Cher Directeur,
J'ai lu dans le journal que vous éditez avec Sallusti deux nouvelles emblématiques de la folie idéologique qui a touché la gauche dans toutes ses branches. Le premier concerne l'acquittement définitif de Berlusconi de l'intenable accusation selon laquelle il entretenait des relations d'affaires avec la mafia, par l'intermédiaire de son ami Dell'Utri. Le second rapporte que l'autoréférentiel Ranucci, avec le soutien de Schlein, attribue le climat de haine qui a généré l'attentat qui a détruit les voitures qu'il possédait aux journaux financés par Angelucci. Deux histoires de folie ordinaire. Si le crime avait eu lieu à Sallusti, ils auraient dépoussiéré le « Cui prodest ? » de la mémoire ancienne. Ce sont deux histoires de folie ordinaire soutenues par la « pensée d’Elly » venimeuse. J’ai donc décidé de prendre un antidote en achetant les derniers essais des physiciens quantiques Tonelli et Rovelli. Pensez-vous qu'il a bien fait ?

Paul Simone
Turin

Cher Paolo,
la réalité politique italienne, pour la comprendre, nécessite désormais les outils de la mécanique des paradoxes. Nous sommes dans un pays où toute personne de droite est régulièrement humiliée, ghettoïsée, criminalisée, et peu importe qu’elle gouverne l’Italie depuis des années ou qu’elle publie simplement un journal : pour certains milieux idéologiques, la stigmatisation de l’infamie est automatique.

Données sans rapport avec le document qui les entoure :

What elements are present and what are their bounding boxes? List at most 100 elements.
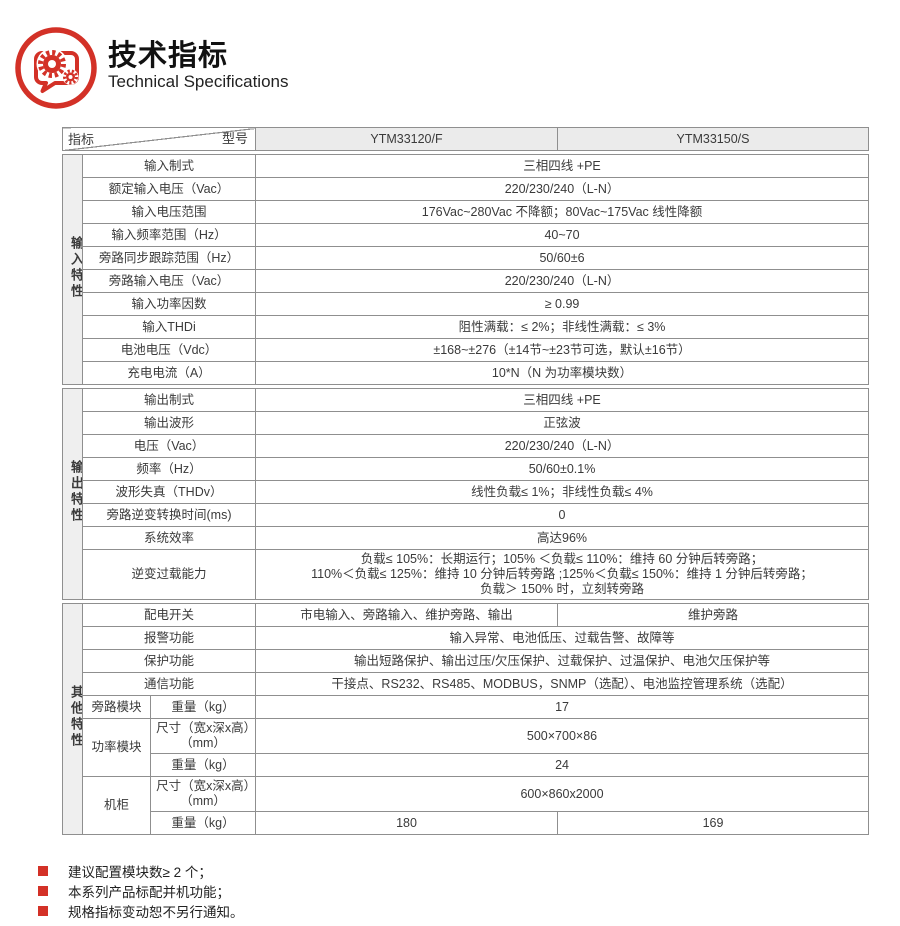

La vérité, cependant, est qu’il s’agit d’une stratégie ancienne et dépassée. Elle consiste à ne pas combattre l’adversaire avec des idées, mais à le diaboliser, à le réduire à une caricature grotesque, à le transformer en danger public. Ils ont essayé de le faire avec Berlusconi pendant trente ans : le résultat ? Cinq fois au gouvernement et des millions d'Italiens qui l'ont aimé jusqu'au bout. Ils tentent maintenant de le faire avec Giorgia Meloni, qui, malgré les anathèmes de la gauche, est la Première ministre avec le consensus le plus solide et le plus durable des dernières décennies.

Quant à M. Ranucci, j'ai un certain respect professionnel pour lui. Mais lorsqu'il se plaint du « climat de haine » et l'attribue aux journaux de centre-droit, soutenus par Elly Schlein dans la version Chaperon rouge, l'index pointé, le sujet devient surréaliste. En revanche, si la victime de l'attentat avait été Mario Giordano ou Paolo Del Debbio, les mêmes indignés auraient repris l'habituel « ils l'ont demandé ». Le double standard de la gauche est désormais si évident qu’il n’a même plus d’effet.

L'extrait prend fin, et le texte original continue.